Given the tough paths local businesses have to chart these days, you may be able to afford it less than Amazon can. Today, small business owners simply must invest in search engine optimization.
What is SEO and why does it matter?
Google directs a lot of internet traffic, but it doesn’t exactly force customers to click on certain websites. Google simply provides a list of relevant websites to each query. Searchers overwhelmingly click on links that are on the very first page of results — especially the ones at the top.
The implication is obvious: The better your business ranks with relevant Google queries, the more customers you’ll attract. That, in turn, means that you want your business’ online presence to be as appealing as possible to Google’s secret algorithm. The process of making it so is called search engine optimization, or “SEO.”
A lot goes into SEO. Links loom large: Google’s “web crawlers” or “search engine spiders,” as its web-cataloguing programs are variously called, use links to get around the web and also record information about those them (such as the perceived authority of the site linking to your site and the text that makes up the link).

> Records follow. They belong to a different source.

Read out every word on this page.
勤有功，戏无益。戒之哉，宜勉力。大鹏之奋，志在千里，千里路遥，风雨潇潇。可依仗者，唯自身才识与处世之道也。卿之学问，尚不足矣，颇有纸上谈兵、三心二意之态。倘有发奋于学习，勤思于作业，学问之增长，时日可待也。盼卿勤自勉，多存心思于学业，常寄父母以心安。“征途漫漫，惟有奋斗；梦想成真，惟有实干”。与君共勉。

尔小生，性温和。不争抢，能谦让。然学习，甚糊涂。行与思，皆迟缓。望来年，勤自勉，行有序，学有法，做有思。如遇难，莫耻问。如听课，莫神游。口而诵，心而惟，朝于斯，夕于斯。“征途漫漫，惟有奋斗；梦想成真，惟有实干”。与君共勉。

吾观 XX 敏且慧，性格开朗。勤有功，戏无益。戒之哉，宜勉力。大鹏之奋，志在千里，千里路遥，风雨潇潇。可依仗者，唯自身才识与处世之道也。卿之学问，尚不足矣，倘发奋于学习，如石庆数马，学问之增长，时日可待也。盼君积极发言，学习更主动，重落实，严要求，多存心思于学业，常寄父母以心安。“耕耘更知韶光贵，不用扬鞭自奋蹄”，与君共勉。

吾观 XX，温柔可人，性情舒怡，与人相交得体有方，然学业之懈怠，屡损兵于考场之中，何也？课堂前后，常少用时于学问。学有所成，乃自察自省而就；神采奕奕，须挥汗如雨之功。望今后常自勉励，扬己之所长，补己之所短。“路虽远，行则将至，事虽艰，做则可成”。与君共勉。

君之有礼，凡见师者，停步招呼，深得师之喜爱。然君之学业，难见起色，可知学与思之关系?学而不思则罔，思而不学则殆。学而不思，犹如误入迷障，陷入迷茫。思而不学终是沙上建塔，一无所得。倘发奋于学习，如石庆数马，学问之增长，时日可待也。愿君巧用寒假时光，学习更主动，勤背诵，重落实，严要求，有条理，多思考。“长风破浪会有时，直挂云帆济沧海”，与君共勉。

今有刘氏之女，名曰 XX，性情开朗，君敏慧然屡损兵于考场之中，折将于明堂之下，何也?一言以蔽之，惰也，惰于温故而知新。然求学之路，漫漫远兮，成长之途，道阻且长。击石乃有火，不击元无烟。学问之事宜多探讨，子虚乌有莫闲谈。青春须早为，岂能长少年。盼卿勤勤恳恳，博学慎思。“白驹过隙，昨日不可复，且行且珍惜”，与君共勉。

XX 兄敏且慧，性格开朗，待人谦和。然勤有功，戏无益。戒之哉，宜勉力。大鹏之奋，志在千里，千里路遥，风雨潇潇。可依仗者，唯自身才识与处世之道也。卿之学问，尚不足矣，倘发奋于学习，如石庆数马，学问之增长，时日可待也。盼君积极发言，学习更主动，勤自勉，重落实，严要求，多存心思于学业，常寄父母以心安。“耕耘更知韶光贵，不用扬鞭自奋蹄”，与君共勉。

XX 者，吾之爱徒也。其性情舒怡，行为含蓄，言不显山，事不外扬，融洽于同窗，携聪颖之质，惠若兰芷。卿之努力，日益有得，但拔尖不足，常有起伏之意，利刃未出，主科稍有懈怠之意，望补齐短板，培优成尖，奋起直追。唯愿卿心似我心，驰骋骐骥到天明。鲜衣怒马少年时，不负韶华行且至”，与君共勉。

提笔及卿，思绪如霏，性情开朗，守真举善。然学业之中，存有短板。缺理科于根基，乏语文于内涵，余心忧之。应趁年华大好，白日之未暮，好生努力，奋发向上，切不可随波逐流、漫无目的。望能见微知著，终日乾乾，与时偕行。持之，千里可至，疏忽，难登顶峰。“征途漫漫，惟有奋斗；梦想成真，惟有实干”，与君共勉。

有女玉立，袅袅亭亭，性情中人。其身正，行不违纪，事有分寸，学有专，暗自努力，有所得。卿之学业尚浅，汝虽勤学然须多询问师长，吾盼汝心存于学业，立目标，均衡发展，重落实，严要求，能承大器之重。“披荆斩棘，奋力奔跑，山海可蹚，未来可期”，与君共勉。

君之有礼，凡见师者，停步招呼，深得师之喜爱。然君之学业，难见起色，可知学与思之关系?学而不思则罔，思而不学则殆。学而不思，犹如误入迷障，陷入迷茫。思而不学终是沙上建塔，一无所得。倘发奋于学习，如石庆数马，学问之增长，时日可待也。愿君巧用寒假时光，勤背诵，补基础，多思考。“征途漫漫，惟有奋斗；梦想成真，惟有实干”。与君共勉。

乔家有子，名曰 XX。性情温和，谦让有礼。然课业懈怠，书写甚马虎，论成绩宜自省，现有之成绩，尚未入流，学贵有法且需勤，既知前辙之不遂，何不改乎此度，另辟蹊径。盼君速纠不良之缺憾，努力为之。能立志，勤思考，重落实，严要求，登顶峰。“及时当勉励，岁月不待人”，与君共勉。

More links are generally good, though links from lousy, low-quality sites can be bad. Then there’s the text of your site, which should include the right “keywords” and “keyword phrases” — text that lines up with what consumers will query on Google — in the proper density (again, too much can be a bad thing and it’s also bad to use irrelevant keywords).
SEO also involves properties like meta tags and coded HTML commands directed at search engine spiders. Put it all together, and you get websites that rise up Google’s rankings and attract more new and returning customers.
How to get SEO done right for your business
SEO isn’t a simple thing. It’s something that small business owners can understand; as we laid out above, there are some concepts at the heart of SEO that are pretty straightforward. But, just like your own work, this stuff gets tricky when you start to dive into the details. Google’s top-secret algorithm can change, making great SEO a moving target. Nailing every aspect involves A/B testing and wading through HTML code. And, ideally, your SEO solution should be an integrated part of a larger digital marketing strategy.
What all this means in practice is that you should be looking at outsourcing SEO. It’s simply not a good idea to try to DIY your way to a good SEO solution. It’s also not worth the expense to hire employees to manage your SEO needs full-time. The best option for small businesses is virtually always to choose a managed SEO plan from digital marketing experts.
With SEO pros in your corner, you can get back to doing what your business does best. You’ll be able to focus on the daily tasks and long-term goals that your business is all about, confident that the pros you hired will take care of your business’ SEO and digital marketing needs for you.